Quando Doutor Bezerra voltou pela tardinha, o casal de pombinhos ainda estava no quarto. Bezerra sentou-se na varanda e resolveu esperar. Pelas tantas, Maria Schneider apareceu.

- Descobriu alguma coisa? – perguntou Bezerra impaciente.

- Nada. Fiz tudo que foi possível e ele só me contou bobagens.

- Bobagens...!?

 - É. Veio com uma história de um senhor que lhe ofereceu as sementes e que deveria plantar os outros pés com uma moeda...etc. etc.

- Plantar com uma moeda...!? – disse Bezerra pasmado.

            - Ele é mais esperto do que nós pensávamos.

- Então teremos de mudar nossos planos.

- O que você sugere?

Doutor Bezerra levantou-se do sofá, an- dou pensativo até o final da varanda, e, com o semblante sisudo, retornou para junto de Maria Schneider.

- Já sei... – começou Bezerra a discorrer sobre o novo plano, enquanto sua pupila se enchia de cifrões - Amanhã nós três iremos para Salvador, vamos nos hospedar no melhor hotel e encher os olhos de Severino. Você vai lhe proporcionar uma vida de ostentação, luxuria e prazer. Vai lhe oferecer, com muito tato, a possibilidade de ganhar milhões de dólares e deixar essa vida miserável de cidadezinha do interior.

- Aí ele ficará tão deslumbrado com a nova vida que nos contará o segredo de seus tomates! É isso...? – disse Maria Schneider extasiada.

- Exato – confirmou Bezerra exultante.

Nesse instante, se avizinhou Severino. Estava sem camisa e com os olhos vidrados de amor. Sentou-se ao lado da empresária, segurou sua mão e a beijou delicadamente. Bezerra que assistia a cena pensando no milhão de dólares depositados em sua conta bancária, balançou levemente a cabeça e piscou solerte para Maria Schneider.

- Você vai molhar seus tomateiros ainda hoje? – perguntou Maria Schneider acarinhando o rosto de Severino.

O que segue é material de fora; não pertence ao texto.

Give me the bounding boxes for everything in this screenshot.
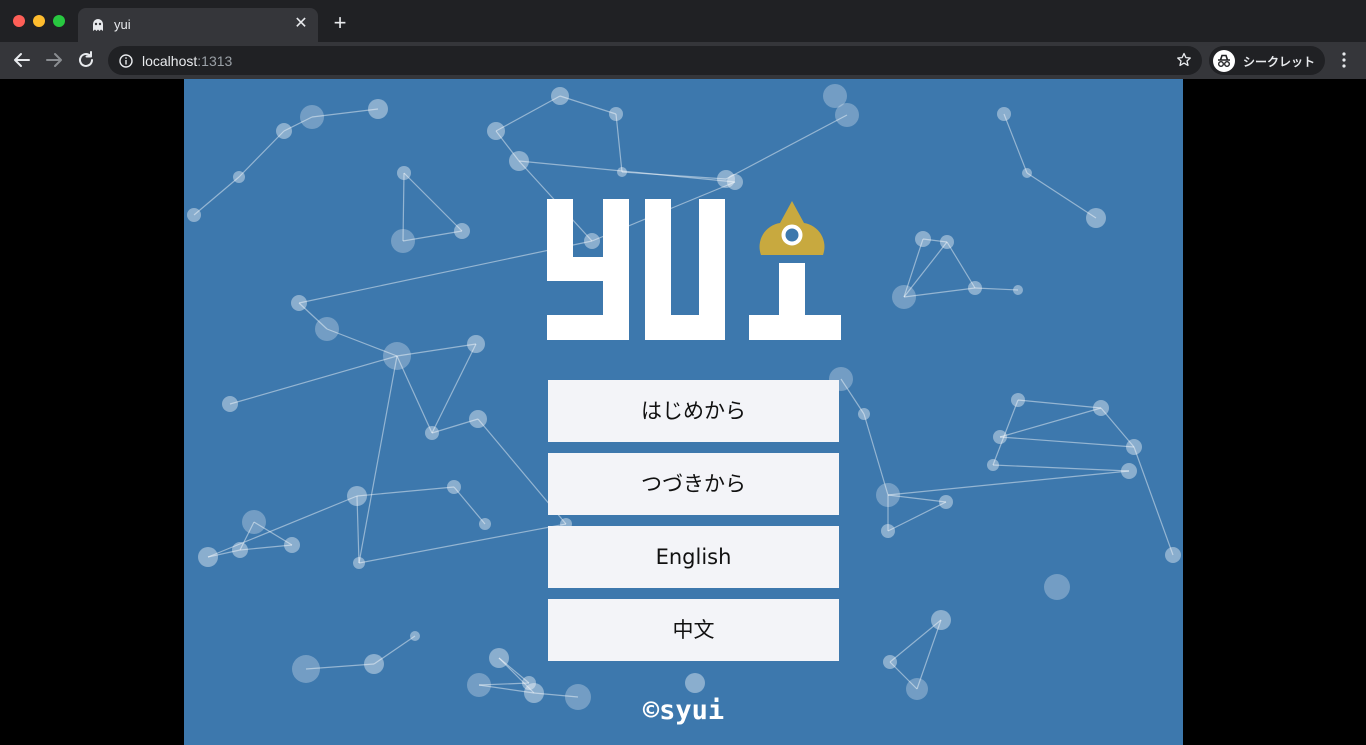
particle-node (1126, 439, 1142, 455)
copyright-text: ©syui (642, 695, 725, 726)
particle-node (469, 410, 487, 428)
particle-node (915, 231, 931, 247)
particle-node (685, 673, 705, 693)
incognito-label: シークレット (1243, 55, 1316, 69)
particle-node (1093, 400, 1109, 416)
particle-node (858, 408, 870, 420)
particle-node (187, 208, 201, 222)
particle-node (242, 510, 266, 534)
ghost-icon (93, 19, 103, 31)
particle-node (1086, 208, 1106, 228)
particle-node (1044, 574, 1070, 600)
continue-button[interactable]: つづきから (548, 453, 839, 515)
forward-arrow-icon[interactable] (42, 49, 66, 71)
particle-node (551, 87, 569, 105)
particle-node (1121, 463, 1137, 479)
browser-toolbar: localhost:1313 シークレット (0, 42, 1366, 79)
particle-node (931, 610, 951, 630)
kebab-menu-icon[interactable] (1336, 51, 1352, 69)
bookmark-star-icon[interactable] (1176, 52, 1192, 68)
particle-node (617, 167, 627, 177)
particle-node (292, 655, 320, 683)
particle-node (447, 480, 461, 494)
chinese-language-button[interactable]: 中文 (548, 599, 839, 661)
particle-node (198, 547, 218, 567)
particle-node (939, 495, 953, 509)
new-tab-button[interactable]: + (330, 12, 350, 34)
particle-node (1165, 547, 1181, 563)
back-arrow-icon[interactable] (10, 49, 34, 71)
minimize-window-button[interactable] (33, 15, 45, 27)
reload-icon[interactable] (74, 49, 98, 71)
particle-node (1022, 168, 1032, 178)
particle-node (987, 459, 999, 471)
particle-node (489, 648, 509, 668)
browser-tab[interactable]: yui ✕ (78, 8, 318, 42)
particle-node (509, 151, 529, 171)
particle-node (1013, 285, 1023, 295)
particle-node (609, 107, 623, 121)
particle-node (425, 426, 439, 440)
maximize-window-button[interactable] (53, 15, 65, 27)
particle-node (391, 229, 415, 253)
particle-node (1011, 393, 1025, 407)
english-language-button[interactable]: English (548, 526, 839, 588)
url-text: localhost:1313 (142, 53, 233, 69)
address-bar[interactable]: localhost:1313 (108, 46, 1202, 75)
particle-node (883, 655, 897, 669)
particle-node (479, 518, 491, 530)
particle-node (284, 537, 300, 553)
particle-node (940, 235, 954, 249)
particle-node (368, 99, 388, 119)
particle-node (364, 654, 384, 674)
incognito-profile-button[interactable]: シークレット (1209, 46, 1325, 75)
close-window-button[interactable] (13, 15, 25, 27)
particle-node (276, 123, 292, 139)
particle-node (487, 122, 505, 140)
tab-title: yui (114, 17, 131, 32)
particle-node (997, 107, 1011, 121)
tab-close-icon[interactable]: ✕ (292, 15, 310, 33)
game-title-screen: はじめから つづきから English 中文 ©syui (184, 79, 1183, 745)
particle-node (467, 673, 491, 697)
particle-node (291, 295, 307, 311)
title-menu: はじめから つづきから English 中文 (548, 380, 839, 672)
new-game-button[interactable]: はじめから (548, 380, 839, 442)
particle-node (222, 396, 238, 412)
particle-node (881, 524, 895, 538)
particle-node (353, 557, 365, 569)
particle-node (717, 170, 735, 188)
particle-node (892, 285, 916, 309)
browser-titlebar: yui ✕ + (0, 0, 1366, 42)
particle-node (876, 483, 900, 507)
particle-node (315, 317, 339, 341)
particle-node (823, 84, 847, 108)
particle-node (968, 281, 982, 295)
site-info-icon[interactable] (119, 54, 133, 68)
particle-node (383, 342, 411, 370)
particle-node (467, 335, 485, 353)
incognito-icon (1213, 50, 1235, 72)
particle-node (347, 486, 367, 506)
particle-node (454, 223, 470, 239)
particle-node (410, 631, 420, 641)
yui-logo (547, 199, 842, 341)
particle-node (232, 542, 248, 558)
particle-node (993, 430, 1007, 444)
particle-node (300, 105, 324, 129)
particle-node (397, 166, 411, 180)
particle-node (233, 171, 245, 183)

- Hoje não, já cumpri minha obrigação pela manhã e posso ficar a noite todinha com você – respondeu Severino cheio de paixão.

- Severino... você não se acha um tonto com essa história de molhar os tomateiros com um copo d’água e plantar uma semente junto com uma moeda para que nasça outro pé de tomate? – perguntou Bezerra contundente.

- Não... Doutor Bezerra! Assim me foi ensinado e tem dado certo.

- Isso é uma crendice, Severino, uma superstição. ....Idiota é quem acredita nisso! A única ra-

zão concreta que existe para que seus tomates se-jam tão frondosos, é uma boa semente e uma ótima fórmula química.

- O senhor está enganado, doutor, eu não uso nenhuma química ou qualquer outra porcaria, e também não sou idiota. O meu segredo é a mão de Deus!

- Mas me diga então, Severino, por que a mão de Deus só ajuda você? Os outros agricultores não são filhos Dele?

- É porque eu sou merecedor.

 -...E os outros agricultores não? Por acaso eles são filhos do diabo?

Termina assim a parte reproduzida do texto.